Man sollte grundsätzlich immer überprüfen, „ob man nicht mit dem Ausstieg aus so renommierten internationalen Forschungsprojekten die Reputation Österreichs insgesamt aufs Spiel setzt“, sagte Infrastrukturministerin Doris Bures (SP) in einem APA-Interview. Damit meint sie das europäische Kernforschungszentrum CERN, und damit stellt sie sich demonstrativ nicht hinter Wissenschaftsminister Johannes Hahn (VP), der angekündigt hatte, Österreich werde seine CERN-Mitgliedschaft kündigen.

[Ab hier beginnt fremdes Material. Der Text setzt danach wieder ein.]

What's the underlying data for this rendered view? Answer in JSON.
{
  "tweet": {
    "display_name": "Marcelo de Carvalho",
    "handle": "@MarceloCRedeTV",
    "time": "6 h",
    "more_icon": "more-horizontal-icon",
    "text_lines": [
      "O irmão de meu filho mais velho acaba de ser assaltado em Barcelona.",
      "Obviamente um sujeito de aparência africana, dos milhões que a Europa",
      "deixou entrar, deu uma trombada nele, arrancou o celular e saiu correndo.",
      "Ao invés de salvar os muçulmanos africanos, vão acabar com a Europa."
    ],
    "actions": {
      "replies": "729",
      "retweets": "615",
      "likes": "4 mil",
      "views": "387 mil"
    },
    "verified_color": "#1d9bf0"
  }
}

Da diese durch einen Staatsvertrag vereinbart ist, müssen der Ministerrat und das Parlament einem Ausstieg zustimmen, die SPÖ muss also einverstanden sein.

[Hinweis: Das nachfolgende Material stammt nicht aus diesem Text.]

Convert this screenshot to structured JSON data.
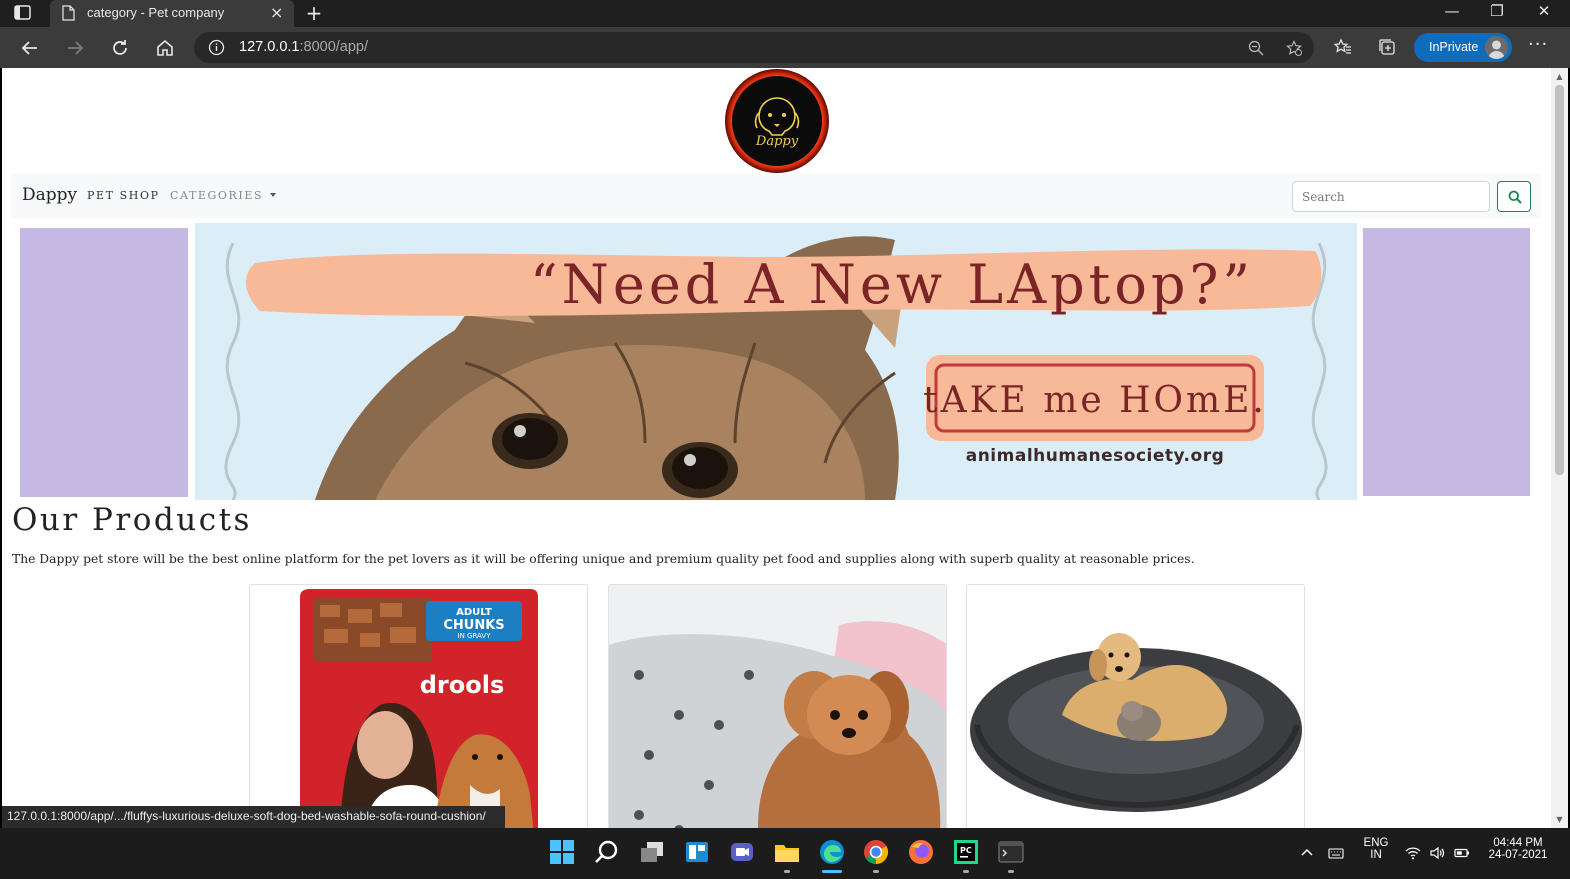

Hahn bekräftigte indessen bei der feierlichen Sitzung der Österreichischen Akademie der Wissenschaften – deren Institut für Hochenergiephysik an der CERN-Forschung beteiligt ist – seine Entscheidung, die nicht leicht gewesen sei: „Wir haben unser Portfolio an Mitgliedschaften überdacht und analysiert: Schweren Herzens haben wir uns entschlossen, die CERN-Mitgliedschaft mit Ende 2010 zu beenden.“

 

Hahn: „Keine Zwangsehen“

Auch in einem offenen Brief betont Hahn, ihm sei die Bedeutung des CERN „für einen Teil der Physik – die Kern- und Teilchenphysik“ bewusst. Österreich habe auch mehr als 550 Millionen Euro investiert. Aber Mitgliedschaften in wissenschaftlichen Organisationen seien „keine Zwangsehen“; „Eine kontinuierliche Fortschreibung von eingegangenen Verpflichtungen – nur um der Verpflichtung willen – ist der Tod jeder Erneuerung.“ 70 Prozent der ihm zur Verfügung stehenden Mittel seien an CERN gebunden, wenn diese frei werden, würden sich neue Perspektiven und Chancen für die österreichische Forschung eröffnen.

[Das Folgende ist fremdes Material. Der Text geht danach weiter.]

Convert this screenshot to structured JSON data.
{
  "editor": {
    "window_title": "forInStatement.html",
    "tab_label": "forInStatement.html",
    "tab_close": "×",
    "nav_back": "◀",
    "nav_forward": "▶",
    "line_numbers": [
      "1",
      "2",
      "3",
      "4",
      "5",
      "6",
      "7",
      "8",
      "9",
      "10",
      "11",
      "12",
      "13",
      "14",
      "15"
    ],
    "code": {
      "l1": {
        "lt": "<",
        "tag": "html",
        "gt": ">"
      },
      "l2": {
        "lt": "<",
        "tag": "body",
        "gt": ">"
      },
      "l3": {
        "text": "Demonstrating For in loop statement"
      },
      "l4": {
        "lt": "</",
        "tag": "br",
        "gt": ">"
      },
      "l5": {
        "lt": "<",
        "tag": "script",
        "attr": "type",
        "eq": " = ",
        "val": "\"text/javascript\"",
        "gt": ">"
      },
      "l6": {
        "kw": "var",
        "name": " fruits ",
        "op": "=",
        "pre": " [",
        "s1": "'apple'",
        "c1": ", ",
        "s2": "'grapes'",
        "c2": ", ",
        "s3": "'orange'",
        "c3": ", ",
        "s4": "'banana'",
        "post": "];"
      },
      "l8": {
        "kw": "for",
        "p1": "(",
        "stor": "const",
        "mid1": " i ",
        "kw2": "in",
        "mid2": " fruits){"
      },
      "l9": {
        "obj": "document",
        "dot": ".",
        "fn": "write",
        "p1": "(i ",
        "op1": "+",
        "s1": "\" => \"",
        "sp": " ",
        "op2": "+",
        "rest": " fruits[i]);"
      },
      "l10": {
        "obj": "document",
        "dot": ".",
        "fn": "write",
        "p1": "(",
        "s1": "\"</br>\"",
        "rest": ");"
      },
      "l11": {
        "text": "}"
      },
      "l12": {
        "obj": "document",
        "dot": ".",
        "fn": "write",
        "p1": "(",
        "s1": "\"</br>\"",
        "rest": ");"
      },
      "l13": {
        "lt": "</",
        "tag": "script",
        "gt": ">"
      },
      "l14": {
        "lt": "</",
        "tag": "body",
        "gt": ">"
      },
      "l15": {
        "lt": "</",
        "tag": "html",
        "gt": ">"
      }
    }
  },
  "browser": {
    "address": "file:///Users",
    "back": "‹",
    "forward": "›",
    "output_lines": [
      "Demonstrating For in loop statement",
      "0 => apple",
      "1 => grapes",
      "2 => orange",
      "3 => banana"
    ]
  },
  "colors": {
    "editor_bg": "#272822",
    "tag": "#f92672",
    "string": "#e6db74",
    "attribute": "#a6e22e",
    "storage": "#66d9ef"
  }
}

Der Ausstieg bei CERN, so Hahn, bedeute nicht, „dass es zu einem Kahlschlag in der Physik kommt“. In anderen Disziplinen werde „weiterhin an weltweit führender Stelle geforscht: in Innsbruck in der Astro-, Astroteilchen- und Quantenphysik, in Linz in der Halbleiter- und Festkörperphysik, in Wien in der Quanten-, Neutronen-, Material- und Astrophysik, in Graz in der Sonnen- und Biophysik und in Leoben in der Materialphysik – sowohl experimentell als auch theoretisch“. Hahn verspricht auch, dass weiterhin Mittel für Programme für Dissertationen am CERN zur Verfügung stehen.